Kuşku yok ki, Marksistler fikir ve ifade özgürlüğünü temel bir demokratik hak olarak savunurlar. Genel olarak din, din felsefesi ve mistisizmi bilimsel temellerde eleştirme hakkını kısıtlamaya dönük girişimlerin kabul edilir bir tarafı yoktur. Ne var ki, genel olarak dini ya da özelde şu ya da bu dini bilimsel temellerde değerlendirip eleştirmek başka bir şeydir, insanların dini duygularıyla alay etmek, onların kutsal saydıkları değerlere hakaret edip aşağılamak, bu temelde açıkça provokasyonlara girişmek bambaşka bir şeydir. Gerek karikatür krizinde gerekse de film meselesinde, konunun “ifade özgürlüğü” ile bir ilişkisi yoktur, sözkonusu olan düpedüz aşağılama ve hakarete dayanan bir provokasyondur, emperyalist planlarla sıkı sıkıya bağlantılı gerici, emperyalist bir saldırıdır.

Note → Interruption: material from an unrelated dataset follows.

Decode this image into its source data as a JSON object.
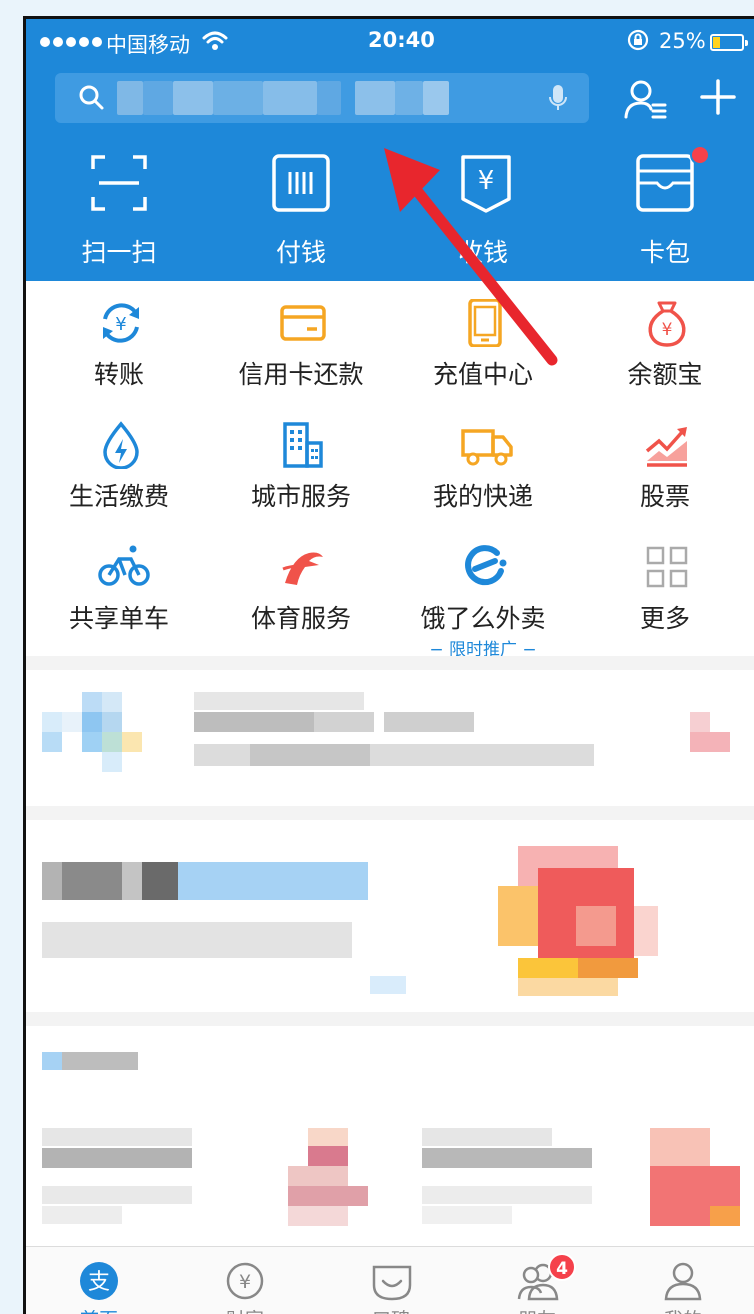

İslamofobi ve radikal siyasal İslam
Her provokasyon, sadece provokatörlere (kışkırtıcılara) değil, aynı zamanda kışkırtılmak için psikolojik açıdan hazır bir kitleye de ihtiyaç duyar. İslamofobik provokasyonlarda, uygun malzemeyi sağlayan Batı dünyasının ırkçı faşist provokatörleri radikal siyasal İslamcı önderliklerin bu provokasyonlara çanak tutan demagojileri sayesinde, yoksul Müslüman kitleleri galeyana getirmekte hiç de zorluk çekmiyorlar. Batı dünyasının İslam düşmanları ile İslam dünyasının gerici odakları aslında genel bakış açısı ve yöntemde birbirlerinin kopyalarıdırlar. Her ikisi de hem Batı toplumlarını hem de İslam dünyasını, homojen, dini değerler temelinde bütünleşmiş, ötekine karşı çıkar ortaklığı olan topluluklar olarak resmetmektedir. Her ikisine göre de sözkonusu olan “medeniyetler ve kültürler” arası bir çatışmadır. Her ikisinin gözünde de gerek kendi toplulukları gerekse de öteki topluluklar içinde sınıfsal ayrışma ve kutuplaşmalar ya yoktur ya da önemsiz ve konu dışıdır. Onlara göre hem kendi toplulukları içindeki hem de dünya çapındaki gerilim ve çatışmaların temelinde sınıf mücadelesi değil, dinler mücadelesi yatmaktadır. Bu bakış açısı, hem sınıflar arasındaki mücadelenin din kardeşliği temelinde sona erdirilmesini talep ettiğinden, hem de emekçi sınıfları din temelinde bölüp ayrıştırmaya ve böylelikle de güçsüz düşürmeye yol açtığından, kapitalist dünyaya hükmeden burjuvazinin çıkarlarına hizmet etmektedir.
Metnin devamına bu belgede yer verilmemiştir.